It's been a tough year for retailers, and Macy's (NYSE: M), despite its well-known name and vast array of offerings, hasn't managed to emerge unscathed. The department store giant just released its third quarter earnings -- and the numbers weren't pretty.
Macy's stock declines as sales prove sluggish
Macy's shares fell on Nov. 19 as the retailer reported a same-store sales decline of 20.2%. The department store operator attributed that drop to changing spending habits during the coronavirus pandemic.

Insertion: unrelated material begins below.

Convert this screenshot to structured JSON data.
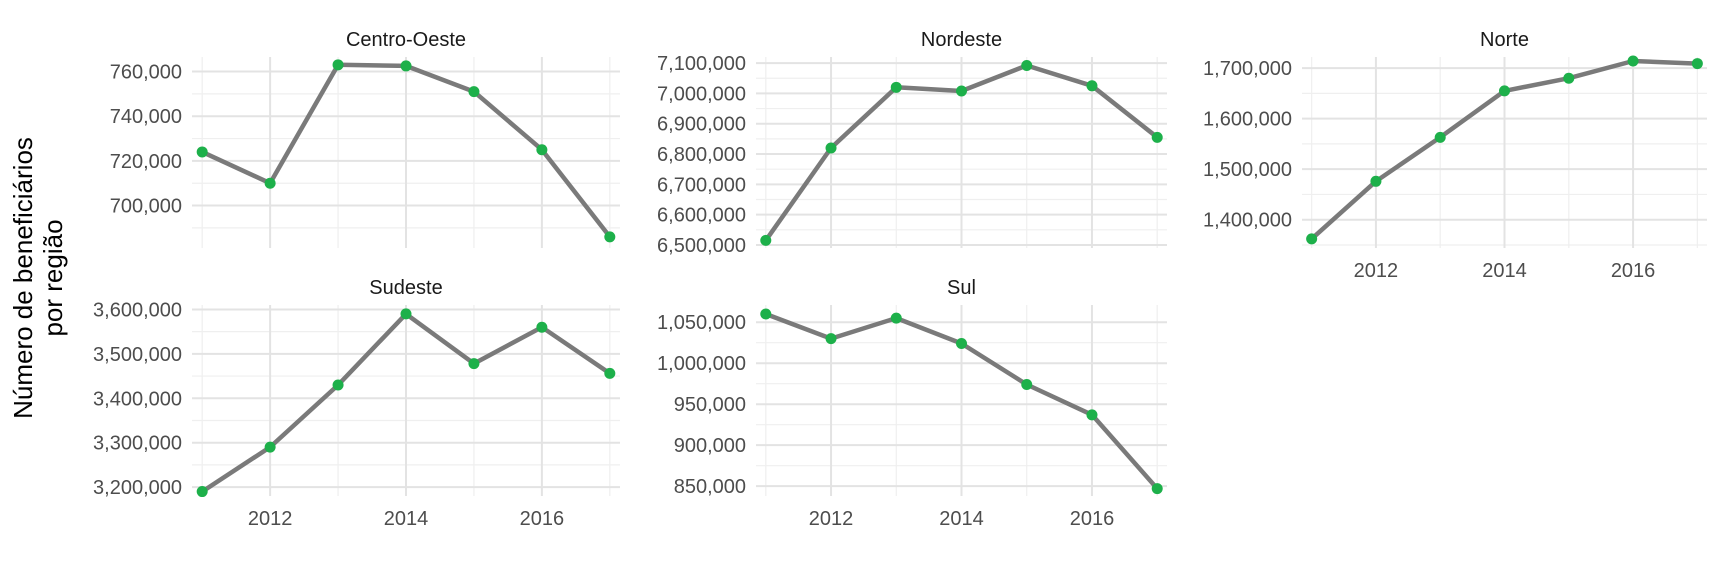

Macy's net sales for the third quarter fell to $3.99 billion from $5.17 billion a year prior. And while the retailer did see its digital sales increase 27%, those gains weren't enough to offset losses at its stores. The company also reported a net loss of $91 million, or $0.29 per share, compared with net income of $2 million, or $0.01 per share, a year earlier.
A bad sign for Macy's
While Macy's saw a major decline in sales during its third quarter, the company did have some encouraging spots to highlight. CEO Jeff Gennette said that while customers have shifted to buying casual apparel during the pandemic, which makes sense given the shift to remote work, home furnishings, jewelry, and fragrances generated double-digit sales growth compared to a year earlier. Still, these third-quarter results paint an ominous picture for the company, signaling a potentially rough start to the holiday shopping season.
Will poor sales result in additional store closures?

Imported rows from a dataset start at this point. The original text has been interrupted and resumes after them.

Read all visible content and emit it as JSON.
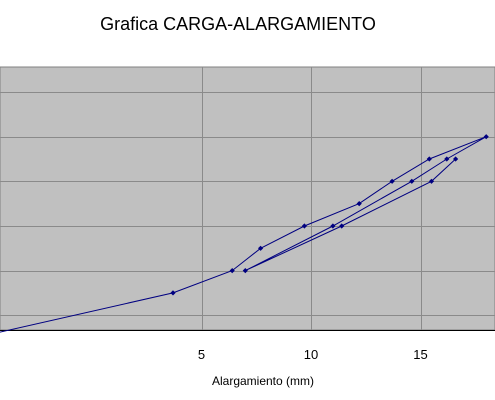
{
  "chart_data": {
    "type": "line",
    "title": "Grafica CARGA-ALARGAMIENTO",
    "xlabel": "Alargamiento (mm)",
    "ylabel": "",
    "xlim": [
      -4.2,
      18.4
    ],
    "ylim": [
      -0.33,
      5.56
    ],
    "x_ticks": [
      5,
      10,
      15
    ],
    "x_tick_labels": [
      "5",
      "10",
      "15"
    ],
    "y_gridlines": [
      0,
      1,
      2,
      3,
      4,
      5
    ],
    "grid": true,
    "legend": "none",
    "colors": {
      "line": "#000080",
      "plot_background": "#c0c0c0",
      "gridline": "#8a8a8a",
      "page_background": "#ffffff"
    },
    "series": [
      {
        "x": [
          -4.4,
          3.7,
          6.4,
          7.7,
          9.7,
          12.2,
          13.7,
          15.4,
          18.0,
          16.2,
          14.6,
          11.0,
          7.0,
          11.4,
          15.5,
          16.6
        ],
        "y": [
          -0.4,
          0.5,
          1.0,
          1.5,
          2.0,
          2.5,
          3.0,
          3.5,
          4.0,
          3.5,
          3.0,
          2.0,
          1.0,
          2.0,
          3.0,
          3.5
        ]
      }
    ]
  }
}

From a real estate investing perspective, poor sales numbers from Macy's raise the risk of additional department store closures. Though the company, like so many retailers, has clearly been hurt by the pandemic, it was already making plans to shut down its less-profitable locations and shift away from malls. In fact, in February, before the coronavirus outbreak began, Macy's announced that it would be closing 125 store locations in the three-year period to follow.

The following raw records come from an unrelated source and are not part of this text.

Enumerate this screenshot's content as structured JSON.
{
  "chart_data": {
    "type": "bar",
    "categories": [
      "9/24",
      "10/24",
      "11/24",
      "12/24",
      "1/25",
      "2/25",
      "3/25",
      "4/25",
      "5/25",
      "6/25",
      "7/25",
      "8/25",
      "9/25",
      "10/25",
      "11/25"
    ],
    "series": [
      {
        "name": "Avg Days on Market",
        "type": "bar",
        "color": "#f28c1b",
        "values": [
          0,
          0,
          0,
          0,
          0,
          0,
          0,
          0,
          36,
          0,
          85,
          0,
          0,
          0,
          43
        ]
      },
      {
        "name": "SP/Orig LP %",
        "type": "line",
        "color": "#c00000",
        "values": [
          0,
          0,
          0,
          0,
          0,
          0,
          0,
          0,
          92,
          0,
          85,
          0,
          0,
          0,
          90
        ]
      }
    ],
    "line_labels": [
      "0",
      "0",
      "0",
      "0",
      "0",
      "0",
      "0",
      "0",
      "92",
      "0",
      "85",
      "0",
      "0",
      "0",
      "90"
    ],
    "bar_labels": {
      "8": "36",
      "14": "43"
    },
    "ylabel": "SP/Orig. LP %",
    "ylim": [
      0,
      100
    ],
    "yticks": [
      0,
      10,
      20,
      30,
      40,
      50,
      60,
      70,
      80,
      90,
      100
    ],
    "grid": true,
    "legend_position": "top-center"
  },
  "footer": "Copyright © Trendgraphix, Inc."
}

But will that number of closures increase? Given poor in-store sales, it just may. These days, Macy's faces even stiffer competition as big-box stores like Target (NYSE: TGT) aim to expand their apparel and beauty line. And given the cost-effective nature of online sales, it makes sense for a company like Macy's to shift its focus to digital orders.
That's bad news for mall operators, though, given the number of retailers that have filed for bankruptcy this year and are planning store closures of their own. At a time like this, malls can't afford to lose another tenant. But losing department stores is a particularly harsh blow for malls, since these tenants serve as anchors, drawing in customers and other businesses alike.
The Millionacres bottom line
While a surprisingly strong holiday season could put Macy's on a different trajectory, the reality is that the company will probably continue to close locations that don't prove profitable while aiming to boost its online model. Real estate investors and commercial landlords should brace for some backlash in the coming months or years in light of this likely and ever-growing trend.